Might make sense to just disable this warning.

Right now I think you're running it directly on the files, but maybe it would be easier to just generate some sort of build directory with the generated documentation files + all the dat on some sort of normalized paths so that luacheck plays well with it? Probably wouldn't even need translating filenames.

For issues like _ being hardcoded and stuff, either opening an issue or providing a patch to the luacheck project should work.

UncombedCoconut commented 3 years ago

We're mostly on the same page, but this comment might be a sign that some clarification is needed.

Right now I think you're running it directly on the files, but maybe it would be easier to just generate some sort of build directory with the generated documentation files + all the dat on some sort of normalized paths so that luacheck plays well with it? Probably wouldn't even need translating filenames.

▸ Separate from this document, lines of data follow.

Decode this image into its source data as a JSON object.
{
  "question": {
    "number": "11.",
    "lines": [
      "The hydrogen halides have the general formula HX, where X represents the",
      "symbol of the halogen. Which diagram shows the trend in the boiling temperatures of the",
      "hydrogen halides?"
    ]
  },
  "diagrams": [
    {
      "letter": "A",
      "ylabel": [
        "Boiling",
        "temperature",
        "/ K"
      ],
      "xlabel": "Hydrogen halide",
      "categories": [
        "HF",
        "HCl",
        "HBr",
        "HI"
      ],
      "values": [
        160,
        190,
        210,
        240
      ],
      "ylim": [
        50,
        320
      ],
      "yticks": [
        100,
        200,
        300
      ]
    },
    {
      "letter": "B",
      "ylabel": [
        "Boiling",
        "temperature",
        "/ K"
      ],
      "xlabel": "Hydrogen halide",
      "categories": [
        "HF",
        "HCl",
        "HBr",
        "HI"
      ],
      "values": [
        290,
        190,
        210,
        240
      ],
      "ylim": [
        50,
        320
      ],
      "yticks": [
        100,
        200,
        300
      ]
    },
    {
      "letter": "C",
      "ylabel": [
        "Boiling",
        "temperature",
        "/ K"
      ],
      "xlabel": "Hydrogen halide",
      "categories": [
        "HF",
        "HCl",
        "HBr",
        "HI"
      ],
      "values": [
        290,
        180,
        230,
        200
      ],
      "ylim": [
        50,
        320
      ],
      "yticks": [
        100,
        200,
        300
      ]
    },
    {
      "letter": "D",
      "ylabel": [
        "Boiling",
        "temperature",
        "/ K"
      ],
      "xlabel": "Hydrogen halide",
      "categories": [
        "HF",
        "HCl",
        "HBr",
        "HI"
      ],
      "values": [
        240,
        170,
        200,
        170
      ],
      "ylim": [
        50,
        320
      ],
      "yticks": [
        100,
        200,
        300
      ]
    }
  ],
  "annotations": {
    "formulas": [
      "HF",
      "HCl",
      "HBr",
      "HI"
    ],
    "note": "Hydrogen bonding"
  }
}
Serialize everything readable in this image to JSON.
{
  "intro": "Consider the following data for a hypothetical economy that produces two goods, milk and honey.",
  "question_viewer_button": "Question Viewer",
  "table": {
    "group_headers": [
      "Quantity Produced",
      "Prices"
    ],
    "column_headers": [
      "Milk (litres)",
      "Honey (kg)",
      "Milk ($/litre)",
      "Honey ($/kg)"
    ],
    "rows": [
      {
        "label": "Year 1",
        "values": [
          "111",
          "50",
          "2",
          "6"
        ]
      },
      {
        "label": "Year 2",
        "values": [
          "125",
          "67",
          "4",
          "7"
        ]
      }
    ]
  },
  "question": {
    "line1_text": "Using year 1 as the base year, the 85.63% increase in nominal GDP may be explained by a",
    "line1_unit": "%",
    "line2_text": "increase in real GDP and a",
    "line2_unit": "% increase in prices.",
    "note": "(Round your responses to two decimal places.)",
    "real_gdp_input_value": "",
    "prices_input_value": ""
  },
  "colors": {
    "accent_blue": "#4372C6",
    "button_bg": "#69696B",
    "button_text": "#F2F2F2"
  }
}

This might solve the generated-config problem, and help us split the lua codebase between dat/ and artwork/ if we want, but the generated .lua files are probably useless to luacheck. It's a local analyzer, and it may even be limited to one pass through each file. If it sees a require statement, it doesn't know or care what package.path should be and what the target should contain. It's more like:

Because the analysis is always local, it almost doesn't matter if luacheck handles file paths correctly. It's directives like files["ai/**/*.lua"].std = ... that break. If we did away with all sandboxing, one global std might suffice. The challenge is getting the luacheckrc to populate a gigantic stds table with all globally-scoped symbols that Naev might import or export. The doc generation sees a very large slice of the required data (though not in the form luacheck needs) because each @luamod/@luafunc pair identifies a global/field. Then we detect that mem might already be a global, that function create() is not evil without a local keyword, etc.

bobbens commented 3 years ago

I see. That does seem fairly bad. So at the end of the day it's going to be some sort of glorified spellchecker or something like that?

UncombedCoconut commented 3 years ago

Update: We're down to 3975 Luacheck warnings. Luacheck has successfully found bugs, though it can't check types or arguments or even most names below package level.

Meta TODO:

Lint TODO:

UncombedCoconut commented 3 years ago

The checklist of fussy issues can actually be decoupled from the issue of enforcing Luacheck-clean commits, because there's a way to annotate exceptions to the rules: https://luacheck.readthedocs.io/en/stable/inline.html In some of these cases, a -- luacheck: globals directive may be the solution.

Adding formulaic comments as follows:

-- luacheck: globals cargo_land commchoices (from base mission neutral.commodity_run)
-- luacheck: globals enter land leave pay_text success_text (shared with derived missions flf_dvk01, flf_dvk04)
-- luacheck: globals enemies enter land (Hook functions passed by name)
-- luacheck: globals approach_ceo approach_kex (NPC functions passed by name)
-- luacheck: globals equip_generic (From "factions.equip.generic")
bobbens commented 2 years ago

This does seem like it's mainly solved, although some of the checklist stuff hasn't been done. Do we close and create new issue for remaining cases or just shove it under the table?

UncombedCoconut commented 2 years ago

Probably a mix -- I'm not really expecting every unchecked item to be worth doing. Are there remaining checklist items that make you think, "that sounds even worse than the luacheck: directives?" Let's sweep those under the rug and split out the rest. :)

bobbens commented 2 years ago

I'm guessing this is probably worth closing and maybe open issues for the remaining things if we feel motivated to do them.

bobbens commented 2 years ago

I'll close and let #2149 supersede this.